Голубиный помёт, накопившийся за годы, свисал со стальных опор крыши серыми сосульками. Затем, внизу, среди старых выцветших газет и куч мусора, я понял, почему дыхание Лотфи вдруг стало гораздо более частым. Ромео-два лежал на бетонном полу, голый и весь в крови, и его пинали в клочья двое неизвестных, которые, как я видел, вышли из магазина и направились к задней части дома – те самые, которые, должно быть, подняли Хаббу-Хуббу. На них всё ещё были чёрные кожаные куртки поверх джинсов. Оружия я у них не заметил.

Ромео-два почувствовал движение. Он пытался ползти к «Лексусу», припаркованному рядом с фургоном «Мерседес», который стоял через две машины напротив ставней в дальнем конце здания. Кровь капала с его усов и рта, пока двое неизвестных продолжали преследовать его, пиная и смеясь. Они повалили его на землю, затем снова пнули, отворачивая от машин. Двигатель фургона взревел, и он медленно подъехал к ставням. Пассажир вышел и потянул за цепь. Он снова забрался в машину, и «Мерседес» скрылся из виду, пока один из чёрных кожанок опускал ставни.

Под нами, посреди здания, находились две ямы для осмотра транспортных средств и два бетонных пандуса. Ромео Один и Хубба-Хубба лежали в одной из ям, тоже голые. На бетоне валялась рваная одежда, вероятно, сантиметр за сантиметром проверенная на наличие следящих устройств или подслушивающих устройств. Кровь капала с их лиц на пропитанные потом тела. В яме их удерживало нечто, похожее на тяжёлые старые железные ворота из особняка, возможно, купленные у соседнего броканта, которые перетащили через неё.

Хубба-Хубба сидел в углу, скрестив ноги, опустив голову. Его мокрые от крови волосы спутались и блестели на солнце. Лица его я не видел.

Пот капал мне в рот, пока я смотрел на эту сцену. Эспаньолка стоял над ними на воротах, кричал и тыкал в них черенком метлы, словно дразнил пару питбулей перед Большой Дракой.

Все лица подо мной были арабскими. Болдилокс прислонился к бетонному пандусу в мешковатой синей рубашке с короткими рукавами и чёрных брюках. Он глубоко затянулся сигаретой и обменялся шутками с толстым водителем фургона, у которого коричневый свитер был натянут на живот. Я подумал, что это он заметил Хаббу-Хаббу в глубине магазина, когда Ромео готовились к погрузке. Но всё это казалось бессмысленным. Зачем поднимать его и зачем поднимать Ромео?

Лотфи был уже в нескольких дюймах от меня, не отрывая взгляда от ямы. Голова Хуббы-Хуббы всё ещё была опущена. Он не реагировал на удары, просто перекатывался, принимая боль. Ромео Первый стоял на коленях, моля Эспаньолку о пощаде. Вместо этого он получил очередной шквал добрых новостей от ручки метлы.

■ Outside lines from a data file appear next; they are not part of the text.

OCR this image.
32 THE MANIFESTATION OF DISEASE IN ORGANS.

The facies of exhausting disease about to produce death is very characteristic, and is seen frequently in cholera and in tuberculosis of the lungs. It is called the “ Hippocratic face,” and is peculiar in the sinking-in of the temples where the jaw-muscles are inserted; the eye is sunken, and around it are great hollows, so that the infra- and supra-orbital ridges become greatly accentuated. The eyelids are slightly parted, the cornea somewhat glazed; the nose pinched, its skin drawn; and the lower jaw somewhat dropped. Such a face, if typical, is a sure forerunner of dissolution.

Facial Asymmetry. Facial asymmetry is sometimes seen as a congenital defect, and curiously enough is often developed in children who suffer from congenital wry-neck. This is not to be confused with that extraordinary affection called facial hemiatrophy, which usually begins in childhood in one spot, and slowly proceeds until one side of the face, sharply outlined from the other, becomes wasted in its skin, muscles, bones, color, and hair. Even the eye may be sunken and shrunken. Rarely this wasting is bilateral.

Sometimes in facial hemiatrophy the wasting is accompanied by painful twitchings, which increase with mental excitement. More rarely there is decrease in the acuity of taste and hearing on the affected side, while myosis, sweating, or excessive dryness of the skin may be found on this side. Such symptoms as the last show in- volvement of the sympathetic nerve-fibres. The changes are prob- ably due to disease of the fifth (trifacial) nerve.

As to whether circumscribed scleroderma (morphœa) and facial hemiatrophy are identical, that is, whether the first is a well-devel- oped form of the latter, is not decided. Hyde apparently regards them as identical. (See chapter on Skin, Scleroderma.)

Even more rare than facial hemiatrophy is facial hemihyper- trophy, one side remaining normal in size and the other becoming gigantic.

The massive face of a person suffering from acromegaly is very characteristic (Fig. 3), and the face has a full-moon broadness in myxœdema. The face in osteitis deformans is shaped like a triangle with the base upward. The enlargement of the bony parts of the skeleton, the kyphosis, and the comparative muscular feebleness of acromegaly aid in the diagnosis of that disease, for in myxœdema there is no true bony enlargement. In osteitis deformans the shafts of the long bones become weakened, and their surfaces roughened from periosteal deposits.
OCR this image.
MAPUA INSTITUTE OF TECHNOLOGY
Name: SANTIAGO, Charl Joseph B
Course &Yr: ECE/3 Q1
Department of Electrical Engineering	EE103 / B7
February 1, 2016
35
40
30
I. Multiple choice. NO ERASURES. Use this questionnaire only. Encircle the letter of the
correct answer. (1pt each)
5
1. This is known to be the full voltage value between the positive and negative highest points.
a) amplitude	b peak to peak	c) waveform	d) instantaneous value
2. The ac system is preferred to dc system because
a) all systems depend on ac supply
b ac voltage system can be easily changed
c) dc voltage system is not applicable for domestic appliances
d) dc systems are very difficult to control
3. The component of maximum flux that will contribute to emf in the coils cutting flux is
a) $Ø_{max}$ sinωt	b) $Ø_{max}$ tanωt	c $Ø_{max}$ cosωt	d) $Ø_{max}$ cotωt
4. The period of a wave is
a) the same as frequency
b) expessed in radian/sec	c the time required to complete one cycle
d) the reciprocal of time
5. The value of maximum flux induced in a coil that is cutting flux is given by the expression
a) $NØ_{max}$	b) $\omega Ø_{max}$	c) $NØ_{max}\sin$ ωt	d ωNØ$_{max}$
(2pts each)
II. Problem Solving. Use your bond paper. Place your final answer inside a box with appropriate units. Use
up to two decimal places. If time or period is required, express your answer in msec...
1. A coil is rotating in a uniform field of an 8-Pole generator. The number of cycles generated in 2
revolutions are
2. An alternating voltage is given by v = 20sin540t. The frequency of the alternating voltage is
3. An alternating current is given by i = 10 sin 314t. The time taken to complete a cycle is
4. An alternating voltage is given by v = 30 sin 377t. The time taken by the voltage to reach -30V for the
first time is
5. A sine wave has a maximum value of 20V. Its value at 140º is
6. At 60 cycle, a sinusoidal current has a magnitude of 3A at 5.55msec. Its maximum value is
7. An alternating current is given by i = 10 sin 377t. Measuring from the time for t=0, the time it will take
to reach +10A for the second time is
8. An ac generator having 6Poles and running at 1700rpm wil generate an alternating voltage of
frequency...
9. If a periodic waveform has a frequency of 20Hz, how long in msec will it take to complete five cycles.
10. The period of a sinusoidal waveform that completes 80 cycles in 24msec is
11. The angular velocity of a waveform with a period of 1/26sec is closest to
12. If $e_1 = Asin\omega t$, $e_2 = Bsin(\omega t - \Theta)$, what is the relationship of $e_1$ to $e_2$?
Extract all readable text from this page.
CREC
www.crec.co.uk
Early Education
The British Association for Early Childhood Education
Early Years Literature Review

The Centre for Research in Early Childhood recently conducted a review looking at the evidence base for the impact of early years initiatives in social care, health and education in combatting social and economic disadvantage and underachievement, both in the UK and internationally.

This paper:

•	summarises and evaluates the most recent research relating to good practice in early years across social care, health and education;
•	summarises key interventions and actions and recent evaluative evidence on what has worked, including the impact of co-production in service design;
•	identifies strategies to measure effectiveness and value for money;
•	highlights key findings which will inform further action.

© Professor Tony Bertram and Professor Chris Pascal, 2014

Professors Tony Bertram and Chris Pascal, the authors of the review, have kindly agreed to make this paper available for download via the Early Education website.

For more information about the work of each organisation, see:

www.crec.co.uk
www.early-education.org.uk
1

Лютфи повернулся ко мне с решительным выражением лица. «Он ждёт меня».

Я кивнул. «Осталось недолго, приятель. Иди за световой люк, посмотри, нет ли там люка».

Он ещё раз пристально посмотрел на брата, прежде чем отползти назад и перебраться на другую сторону крыши. Возможно, там был пожарный выход со стальной лестницей, прикреплённой к внутренней стене. Это нам не особо помогло бы: нас сразу же заметили бы, если бы мы спускались. Но, по крайней мере, это на время отвлекло Лотфи. Я не хотел, чтобы он нервничал ещё больше.